Dall’analisi provinciale delle retribuzioni medie lorde pagate ai lavoratori dipendenti del settore privato emerge che, nel 2022, Milano è stata la realtà dove gli imprenditori pagano gli stipendi più elevati: 32.472 euro. Seguono Parma con 26.861 euro, Modena con 26.764 euro, Bologna con 26.610 euro e Reggio Emilia con 26.100 euro, dove c’è una forte concentrazione di settori ad alta produttività e a elevato valore aggiunto che hanno garantito alle maestranze buste paga molto pesanti.

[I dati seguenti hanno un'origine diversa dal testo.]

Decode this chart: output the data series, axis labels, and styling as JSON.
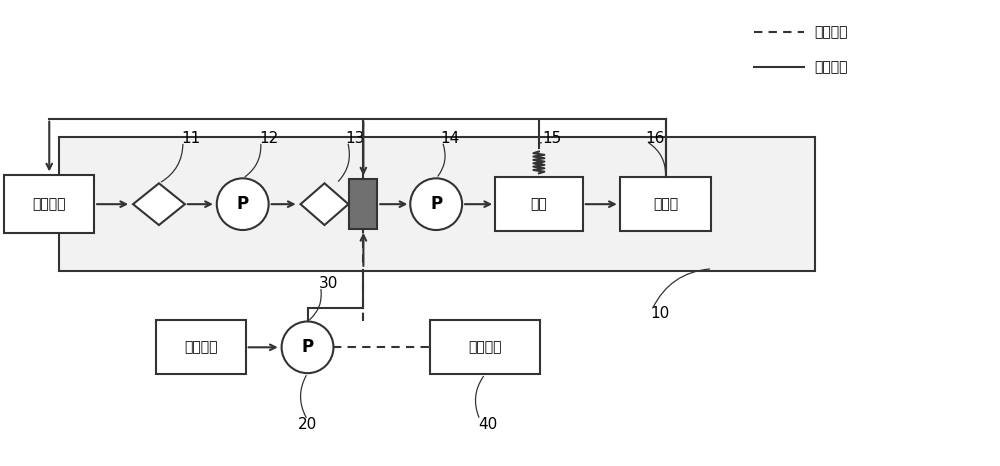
{
  "bg_color": "#ffffff",
  "line_color": "#333333",
  "box_dark_gray": "#707070",
  "legend_dashed_label": "电性连接",
  "legend_solid_label": "管路连接",
  "label_first_fuel": "第一燃料",
  "label_second_fuel": "第二燃料",
  "label_oil_rail": "油轨",
  "label_injector": "喷油器",
  "label_pump": "P",
  "label_control": "控制模块",
  "figsize": [
    10,
    4.66
  ],
  "dpi": 100
}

I lavoratori dipendenti più poveri, invece, si trovano a Trapani dove percepiscono una retribuzione media lorda annua pari a 14.365 euro, a Cosenza con 14.313 euro e a Nuoro con 14.206 euro. I più ‘sfortunati’, infine, lavorano a Vibo Valentia dove in un anno di lavoro hanno portato a casa solo 12.923 euro.
Incentivare la contrattazione decentrata
In base all’analisi della Cgia, che riprende anche gli studi del Cnel, il problema dei lavoratori poveri non sarebbe riconducibile ai minimi tabellari troppo bassi, ma al fatto che durante l’anno queste persone lavorano poco. Pertanto, più che a istituire un minimo salariale per legge andrebbe contrastato l’abuso di alcuni contratti a tempo ridotto.
Per innalzare gli stipendi, poi, bisognerebbe continuare nel taglio dell’Irpef e diffondere maggiormente la contrattazione decentrata. Avendo una quota di lavoratori coperta dalla contrattazione collettiva nazionale tra le più alte a livello europeo (98,7 per cento del totale dei lavoratori dipendenti del settore privato), dovremmo “spingere” per diffondere ulteriormente anche la contrattazione di secondo livello, premiando, in particolar modo, la decontribuzione e il raggiungimento di obbiettivi di produttività, anche ricorrendo ad accordi diretti tra gli imprenditori e i propri dipendenti.
Così facendo, conclude l’analisi della Cgia, daremmo soprattutto risposte alle maestranze del Nord e, in particolar modo, delle aree più urbanizzate del Paese che, a seguito del boom dell’inflazione, in questi
ultimi anni hanno subito, molto più degli altri, una decisa perdita del potere d’acquisto.